It was quintessentially Schaeferesque -- the Bob Hope humor, the reflection on the state of the world, the genuine, heartfelt concern for the people of Maryland and the plain talk about tough times. Governor Schaefer's 1991 State of the State address was a call to innovative action. With the economy souring, the governor focused his Friday speech on a post-recession, post-war vision of Maryland, asking lawmakers to enact an agenda to put the state in a competitive position when hard times are over.
This is no easy mandate, particularly because it involves some new taxes, and voters trounced "tax-and-spend" candidates just last November. In his inimitable do-it-now style, however, Schaefer urged lawmakers to resist political pressure and to enact the recommendations of the Linowes Commission which would, among other things, provide money for bold and badly needed education reform. He asked them to raise the gas tax to maintain bridges and roads, and to enact sweeping growth control measures to protect Maryland's environmental integrity.

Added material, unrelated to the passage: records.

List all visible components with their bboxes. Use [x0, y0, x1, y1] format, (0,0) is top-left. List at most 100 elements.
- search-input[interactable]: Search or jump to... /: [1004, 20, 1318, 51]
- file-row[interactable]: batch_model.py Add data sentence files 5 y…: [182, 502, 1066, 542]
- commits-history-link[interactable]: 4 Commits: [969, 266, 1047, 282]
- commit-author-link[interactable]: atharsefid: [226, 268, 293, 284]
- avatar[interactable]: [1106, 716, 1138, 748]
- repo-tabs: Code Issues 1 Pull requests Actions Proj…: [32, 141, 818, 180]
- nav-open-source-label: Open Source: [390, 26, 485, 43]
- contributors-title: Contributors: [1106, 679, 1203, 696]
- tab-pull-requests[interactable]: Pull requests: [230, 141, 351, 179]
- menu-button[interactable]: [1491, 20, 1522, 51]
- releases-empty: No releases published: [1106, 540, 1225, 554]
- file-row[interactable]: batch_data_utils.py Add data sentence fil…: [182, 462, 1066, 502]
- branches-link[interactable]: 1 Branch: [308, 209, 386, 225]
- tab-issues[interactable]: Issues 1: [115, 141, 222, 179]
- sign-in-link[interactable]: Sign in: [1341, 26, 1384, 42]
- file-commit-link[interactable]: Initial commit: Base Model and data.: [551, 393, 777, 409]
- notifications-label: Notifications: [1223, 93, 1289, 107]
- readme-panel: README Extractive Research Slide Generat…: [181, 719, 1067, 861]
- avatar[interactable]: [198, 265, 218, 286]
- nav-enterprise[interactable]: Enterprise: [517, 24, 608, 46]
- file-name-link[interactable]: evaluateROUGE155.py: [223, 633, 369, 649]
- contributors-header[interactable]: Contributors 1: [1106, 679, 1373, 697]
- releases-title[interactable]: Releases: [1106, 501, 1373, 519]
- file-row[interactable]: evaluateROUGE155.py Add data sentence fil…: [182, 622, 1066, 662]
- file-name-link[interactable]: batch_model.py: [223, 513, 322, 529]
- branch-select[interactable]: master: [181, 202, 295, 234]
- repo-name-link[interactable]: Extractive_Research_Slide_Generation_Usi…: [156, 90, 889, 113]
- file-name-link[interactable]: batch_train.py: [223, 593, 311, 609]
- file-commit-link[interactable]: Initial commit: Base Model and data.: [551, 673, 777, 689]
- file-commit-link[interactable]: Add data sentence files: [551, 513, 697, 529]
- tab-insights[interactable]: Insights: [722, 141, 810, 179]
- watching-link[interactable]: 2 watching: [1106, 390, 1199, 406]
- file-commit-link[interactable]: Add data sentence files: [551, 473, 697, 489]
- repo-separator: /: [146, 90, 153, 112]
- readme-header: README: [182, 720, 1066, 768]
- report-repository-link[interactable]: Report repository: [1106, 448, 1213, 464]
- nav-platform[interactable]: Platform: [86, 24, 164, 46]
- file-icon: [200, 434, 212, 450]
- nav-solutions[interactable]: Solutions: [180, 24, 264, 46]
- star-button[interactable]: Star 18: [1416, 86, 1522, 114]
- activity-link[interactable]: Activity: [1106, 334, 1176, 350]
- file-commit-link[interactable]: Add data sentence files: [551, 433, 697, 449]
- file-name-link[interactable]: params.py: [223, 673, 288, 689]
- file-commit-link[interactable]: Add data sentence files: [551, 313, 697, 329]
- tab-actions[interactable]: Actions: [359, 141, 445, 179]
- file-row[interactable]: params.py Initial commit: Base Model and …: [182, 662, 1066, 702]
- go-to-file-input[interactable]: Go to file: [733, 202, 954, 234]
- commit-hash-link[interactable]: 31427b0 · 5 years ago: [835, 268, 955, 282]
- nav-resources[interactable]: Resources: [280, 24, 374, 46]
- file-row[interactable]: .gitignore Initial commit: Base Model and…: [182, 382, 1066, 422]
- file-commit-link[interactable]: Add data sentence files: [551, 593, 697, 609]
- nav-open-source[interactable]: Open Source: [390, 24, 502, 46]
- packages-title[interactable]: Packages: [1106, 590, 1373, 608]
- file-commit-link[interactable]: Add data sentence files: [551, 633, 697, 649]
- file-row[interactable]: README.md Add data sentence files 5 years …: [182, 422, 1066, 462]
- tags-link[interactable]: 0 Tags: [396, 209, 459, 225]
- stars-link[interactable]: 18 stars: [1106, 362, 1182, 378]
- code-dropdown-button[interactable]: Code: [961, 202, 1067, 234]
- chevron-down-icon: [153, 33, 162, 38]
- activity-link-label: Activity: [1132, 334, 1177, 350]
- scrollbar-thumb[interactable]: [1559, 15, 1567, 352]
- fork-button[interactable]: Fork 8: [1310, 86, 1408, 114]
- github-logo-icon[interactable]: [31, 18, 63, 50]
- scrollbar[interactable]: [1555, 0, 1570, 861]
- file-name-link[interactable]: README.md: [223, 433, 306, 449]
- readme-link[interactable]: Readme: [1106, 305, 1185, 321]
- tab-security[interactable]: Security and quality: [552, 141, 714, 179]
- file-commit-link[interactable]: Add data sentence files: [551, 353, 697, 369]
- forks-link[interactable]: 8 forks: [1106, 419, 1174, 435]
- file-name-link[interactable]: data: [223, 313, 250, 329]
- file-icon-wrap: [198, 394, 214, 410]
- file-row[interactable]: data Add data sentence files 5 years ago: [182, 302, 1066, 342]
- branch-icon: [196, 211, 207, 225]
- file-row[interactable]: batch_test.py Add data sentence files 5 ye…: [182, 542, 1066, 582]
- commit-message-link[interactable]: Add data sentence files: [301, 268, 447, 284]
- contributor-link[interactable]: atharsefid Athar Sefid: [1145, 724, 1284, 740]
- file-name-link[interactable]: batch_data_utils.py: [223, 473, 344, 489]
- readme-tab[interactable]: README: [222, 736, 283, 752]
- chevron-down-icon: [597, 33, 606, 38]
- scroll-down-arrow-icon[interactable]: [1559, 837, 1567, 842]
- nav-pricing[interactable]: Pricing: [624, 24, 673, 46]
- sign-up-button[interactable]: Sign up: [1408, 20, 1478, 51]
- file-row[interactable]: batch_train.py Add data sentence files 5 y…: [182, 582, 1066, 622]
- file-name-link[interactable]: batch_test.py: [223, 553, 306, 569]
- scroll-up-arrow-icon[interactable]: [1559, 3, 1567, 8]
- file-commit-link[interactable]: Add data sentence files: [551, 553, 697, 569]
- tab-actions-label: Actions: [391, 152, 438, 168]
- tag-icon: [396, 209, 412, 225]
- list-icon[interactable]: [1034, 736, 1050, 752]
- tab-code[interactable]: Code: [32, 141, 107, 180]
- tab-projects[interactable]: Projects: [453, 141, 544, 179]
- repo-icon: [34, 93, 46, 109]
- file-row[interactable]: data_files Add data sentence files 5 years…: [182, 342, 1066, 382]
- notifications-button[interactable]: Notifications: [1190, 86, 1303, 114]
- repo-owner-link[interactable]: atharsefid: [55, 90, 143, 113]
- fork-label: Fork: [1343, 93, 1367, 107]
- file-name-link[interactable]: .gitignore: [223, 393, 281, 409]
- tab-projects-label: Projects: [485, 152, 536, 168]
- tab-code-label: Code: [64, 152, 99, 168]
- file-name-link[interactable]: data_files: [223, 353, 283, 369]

Although Schaefer's goals are indisputably worthy, most legislators remain unconvinced that this is the right time to raise taxes or clamp down on growth. Still, the fiscal state of the state virtually ensures that some of the Linowes recommendations will be at least partially implemented; expect a political slug-fest over which ones and in what form. Clearly, Schaefer's initiatives that jTC don't require new money stand a better chance of approval. Among the most promising are the privatization of the Hickey School, a ban on military-style assault weapons, reorganization of health and human resource departments to create a new agency to oversee services for the poor and a state takeover of the city jail and the Baltimore zoo which would, at least, set a precedent for helping the financially strapped city.